United Nations: The Deputy Executive Director of the World Food Programme (WFP) within United Nations, Carl Skau, expressed his concerns at the collapse of the Black Sea Grain Initiative. The initiative played a crucial role in alleviating hunger in some of the most severely affected regions, such as Afghanistan and Yemen by shipping more than 725000 tonnes of grains.
Effects of Ukraine-Russia War
Skau highlighted Ukraine’s important role to WFP as a provider of competitively priced and high quality grains. Unfortunately, with the termination of the Black Sea Grain Initiative, Ukraine can no longer serve this capacity. This lose is matter of grave concern, majorly when millions of people are in dire need of food.
Russian president Vladimir Putin pledged in African-Russian Summit to provide free grain to six African nations after walking out of initiative.

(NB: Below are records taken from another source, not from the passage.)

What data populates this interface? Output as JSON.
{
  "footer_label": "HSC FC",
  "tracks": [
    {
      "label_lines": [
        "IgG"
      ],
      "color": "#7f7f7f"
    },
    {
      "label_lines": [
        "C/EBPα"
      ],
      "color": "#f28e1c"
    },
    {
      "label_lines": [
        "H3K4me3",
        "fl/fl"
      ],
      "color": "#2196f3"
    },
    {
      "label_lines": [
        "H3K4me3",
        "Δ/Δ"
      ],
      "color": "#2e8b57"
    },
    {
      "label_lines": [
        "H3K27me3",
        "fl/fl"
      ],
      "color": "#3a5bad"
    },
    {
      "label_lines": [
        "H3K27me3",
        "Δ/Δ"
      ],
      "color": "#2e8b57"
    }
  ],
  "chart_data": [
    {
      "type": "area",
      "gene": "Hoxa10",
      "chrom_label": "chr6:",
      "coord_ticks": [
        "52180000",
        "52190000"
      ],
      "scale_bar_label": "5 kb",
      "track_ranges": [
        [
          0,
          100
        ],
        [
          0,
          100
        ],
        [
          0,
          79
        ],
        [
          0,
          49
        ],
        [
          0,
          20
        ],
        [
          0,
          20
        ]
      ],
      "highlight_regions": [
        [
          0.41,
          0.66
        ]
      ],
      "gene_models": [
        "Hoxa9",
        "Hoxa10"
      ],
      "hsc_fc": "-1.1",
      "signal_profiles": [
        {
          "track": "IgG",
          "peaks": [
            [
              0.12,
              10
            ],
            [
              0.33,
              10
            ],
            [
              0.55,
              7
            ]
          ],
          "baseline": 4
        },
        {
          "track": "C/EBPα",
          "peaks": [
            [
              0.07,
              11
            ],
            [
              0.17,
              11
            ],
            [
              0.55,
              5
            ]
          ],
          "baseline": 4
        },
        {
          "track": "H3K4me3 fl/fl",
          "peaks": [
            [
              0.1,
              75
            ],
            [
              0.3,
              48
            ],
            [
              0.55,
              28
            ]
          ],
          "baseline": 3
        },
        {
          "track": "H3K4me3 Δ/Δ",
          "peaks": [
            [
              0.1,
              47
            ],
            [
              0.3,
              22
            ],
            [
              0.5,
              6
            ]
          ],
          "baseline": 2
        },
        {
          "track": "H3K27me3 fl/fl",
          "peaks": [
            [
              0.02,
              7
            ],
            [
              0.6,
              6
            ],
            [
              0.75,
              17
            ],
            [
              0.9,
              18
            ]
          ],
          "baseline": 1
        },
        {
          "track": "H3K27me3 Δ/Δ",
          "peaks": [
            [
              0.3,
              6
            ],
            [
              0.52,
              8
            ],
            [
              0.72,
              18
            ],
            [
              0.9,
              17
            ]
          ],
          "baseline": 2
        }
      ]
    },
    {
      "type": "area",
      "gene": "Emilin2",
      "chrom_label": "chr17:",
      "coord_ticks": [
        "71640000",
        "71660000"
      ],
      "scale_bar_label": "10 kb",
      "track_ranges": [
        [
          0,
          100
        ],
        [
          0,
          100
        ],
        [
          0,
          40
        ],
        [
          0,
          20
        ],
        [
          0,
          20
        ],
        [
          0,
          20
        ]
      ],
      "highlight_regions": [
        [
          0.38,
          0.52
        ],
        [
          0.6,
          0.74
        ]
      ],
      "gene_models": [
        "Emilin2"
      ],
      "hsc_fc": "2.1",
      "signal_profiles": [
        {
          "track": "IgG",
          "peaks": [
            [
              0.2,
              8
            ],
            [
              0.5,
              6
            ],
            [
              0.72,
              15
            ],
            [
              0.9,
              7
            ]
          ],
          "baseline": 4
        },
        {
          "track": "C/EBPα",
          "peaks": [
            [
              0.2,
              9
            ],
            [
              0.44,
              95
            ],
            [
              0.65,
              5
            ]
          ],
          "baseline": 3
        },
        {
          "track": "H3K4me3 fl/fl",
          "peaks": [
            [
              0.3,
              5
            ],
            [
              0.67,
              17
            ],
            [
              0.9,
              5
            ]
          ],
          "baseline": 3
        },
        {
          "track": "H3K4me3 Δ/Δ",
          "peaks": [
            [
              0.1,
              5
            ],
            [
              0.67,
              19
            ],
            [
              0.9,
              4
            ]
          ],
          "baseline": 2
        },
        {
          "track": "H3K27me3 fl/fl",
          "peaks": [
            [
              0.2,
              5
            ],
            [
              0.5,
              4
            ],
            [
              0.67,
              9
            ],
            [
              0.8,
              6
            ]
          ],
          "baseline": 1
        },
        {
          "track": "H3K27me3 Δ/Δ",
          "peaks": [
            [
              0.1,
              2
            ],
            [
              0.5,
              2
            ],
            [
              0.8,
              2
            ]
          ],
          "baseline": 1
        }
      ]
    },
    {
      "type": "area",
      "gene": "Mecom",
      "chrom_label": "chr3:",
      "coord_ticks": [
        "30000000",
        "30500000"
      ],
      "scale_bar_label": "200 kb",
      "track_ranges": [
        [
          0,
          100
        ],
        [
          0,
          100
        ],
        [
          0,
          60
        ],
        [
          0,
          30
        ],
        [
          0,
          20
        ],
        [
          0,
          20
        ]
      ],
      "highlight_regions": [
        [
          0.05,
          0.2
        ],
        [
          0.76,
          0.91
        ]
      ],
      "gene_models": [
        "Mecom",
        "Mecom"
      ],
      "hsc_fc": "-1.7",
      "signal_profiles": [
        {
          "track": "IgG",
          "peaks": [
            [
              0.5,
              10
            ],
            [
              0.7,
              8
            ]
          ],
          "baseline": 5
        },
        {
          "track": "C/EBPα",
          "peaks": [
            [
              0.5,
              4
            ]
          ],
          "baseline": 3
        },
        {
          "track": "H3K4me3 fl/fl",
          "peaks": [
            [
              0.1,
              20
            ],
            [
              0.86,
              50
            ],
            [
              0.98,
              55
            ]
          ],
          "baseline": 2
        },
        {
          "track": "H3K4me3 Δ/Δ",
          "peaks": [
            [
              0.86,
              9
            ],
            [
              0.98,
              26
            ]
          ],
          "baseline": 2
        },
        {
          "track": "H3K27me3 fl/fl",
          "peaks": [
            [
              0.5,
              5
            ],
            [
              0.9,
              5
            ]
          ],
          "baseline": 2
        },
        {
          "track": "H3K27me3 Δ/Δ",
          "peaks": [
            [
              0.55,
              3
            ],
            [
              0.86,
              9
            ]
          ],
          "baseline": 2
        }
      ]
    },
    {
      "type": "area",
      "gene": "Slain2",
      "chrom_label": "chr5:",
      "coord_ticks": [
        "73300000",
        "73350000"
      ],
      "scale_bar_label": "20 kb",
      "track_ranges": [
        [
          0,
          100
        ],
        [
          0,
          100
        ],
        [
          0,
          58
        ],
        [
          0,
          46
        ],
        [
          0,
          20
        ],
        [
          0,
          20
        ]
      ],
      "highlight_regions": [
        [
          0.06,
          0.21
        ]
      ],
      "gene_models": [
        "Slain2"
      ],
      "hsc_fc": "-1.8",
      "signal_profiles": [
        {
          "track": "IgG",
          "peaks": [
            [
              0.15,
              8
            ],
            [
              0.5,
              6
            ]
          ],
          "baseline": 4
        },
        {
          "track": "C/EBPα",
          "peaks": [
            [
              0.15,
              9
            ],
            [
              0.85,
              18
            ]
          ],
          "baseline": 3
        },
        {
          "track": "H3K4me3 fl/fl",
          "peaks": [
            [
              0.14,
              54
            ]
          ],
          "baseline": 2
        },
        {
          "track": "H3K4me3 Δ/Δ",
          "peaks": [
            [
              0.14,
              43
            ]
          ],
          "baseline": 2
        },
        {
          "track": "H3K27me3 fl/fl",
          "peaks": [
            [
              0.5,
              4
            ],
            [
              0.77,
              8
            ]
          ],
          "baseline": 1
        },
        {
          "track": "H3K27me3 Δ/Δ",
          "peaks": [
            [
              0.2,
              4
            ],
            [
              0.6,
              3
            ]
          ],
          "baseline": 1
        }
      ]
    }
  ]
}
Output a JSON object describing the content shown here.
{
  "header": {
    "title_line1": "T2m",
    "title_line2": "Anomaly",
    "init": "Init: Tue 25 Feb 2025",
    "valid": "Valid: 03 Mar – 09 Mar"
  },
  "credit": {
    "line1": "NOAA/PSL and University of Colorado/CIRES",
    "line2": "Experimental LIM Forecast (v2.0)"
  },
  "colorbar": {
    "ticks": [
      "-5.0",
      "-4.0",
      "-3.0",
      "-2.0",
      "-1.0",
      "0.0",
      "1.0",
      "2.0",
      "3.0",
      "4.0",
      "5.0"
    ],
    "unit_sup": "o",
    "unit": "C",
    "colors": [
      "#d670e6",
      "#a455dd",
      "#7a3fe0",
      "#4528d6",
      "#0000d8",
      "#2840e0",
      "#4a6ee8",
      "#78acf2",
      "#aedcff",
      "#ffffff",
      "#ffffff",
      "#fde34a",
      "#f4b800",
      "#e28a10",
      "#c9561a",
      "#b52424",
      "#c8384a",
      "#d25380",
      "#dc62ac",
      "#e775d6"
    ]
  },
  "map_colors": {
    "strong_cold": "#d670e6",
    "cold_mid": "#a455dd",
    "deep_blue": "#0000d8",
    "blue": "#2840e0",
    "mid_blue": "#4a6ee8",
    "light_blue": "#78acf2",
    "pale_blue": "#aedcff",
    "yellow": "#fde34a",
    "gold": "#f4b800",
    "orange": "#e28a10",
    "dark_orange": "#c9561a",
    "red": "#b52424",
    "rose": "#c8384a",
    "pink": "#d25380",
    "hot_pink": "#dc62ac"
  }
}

Skau clarified that WFP is not in any discussion with Russia about providing the said ‘free grains’. WFP operates on full cost recovery principles and buys grains from most expedient and affordable sources to aid its beneficiary.
Funding Shortage
Moreover, WFP faces an increasing challenging funding crisis, further complicating its efforts to address acute hunger levels. As funding for relief operations declines, humanitarian organisations like the WFP are compelled to reduce or even cut assistance in some countries. This crisis forces the agency to make difficult choice in prioritizing assistance, potentially leaving those in “crisis level” without aid, further raising humanitarian need in future.
With at least 38 of WFP’s 86 country operations experiencing or planning cuts in food assistance programme, critical regions like Afghanistan, Syria, Palestine, Yemen, and parts of West Africa will affect. Such reductions may lead to a humanitarian “doom loop”, where assisting some starving individuals comes at the cost of millions of others.
345 Million People Face Acute Food Shortage
The global food security remains precarious with around 345 million people are facing acute food shortage, while many more at the risk of falling in same category due to Climate Change, natural calamities, inflation, conflicts and insecurity. Skau urged world leaders to prioritize funding for humanitarian responses, enhance coordination with aid organizations, and address the root causes of these crises. Taking such decisive action is crucial to prevent further escalation of acute hunger and ensure that assistance reaches those in dire need.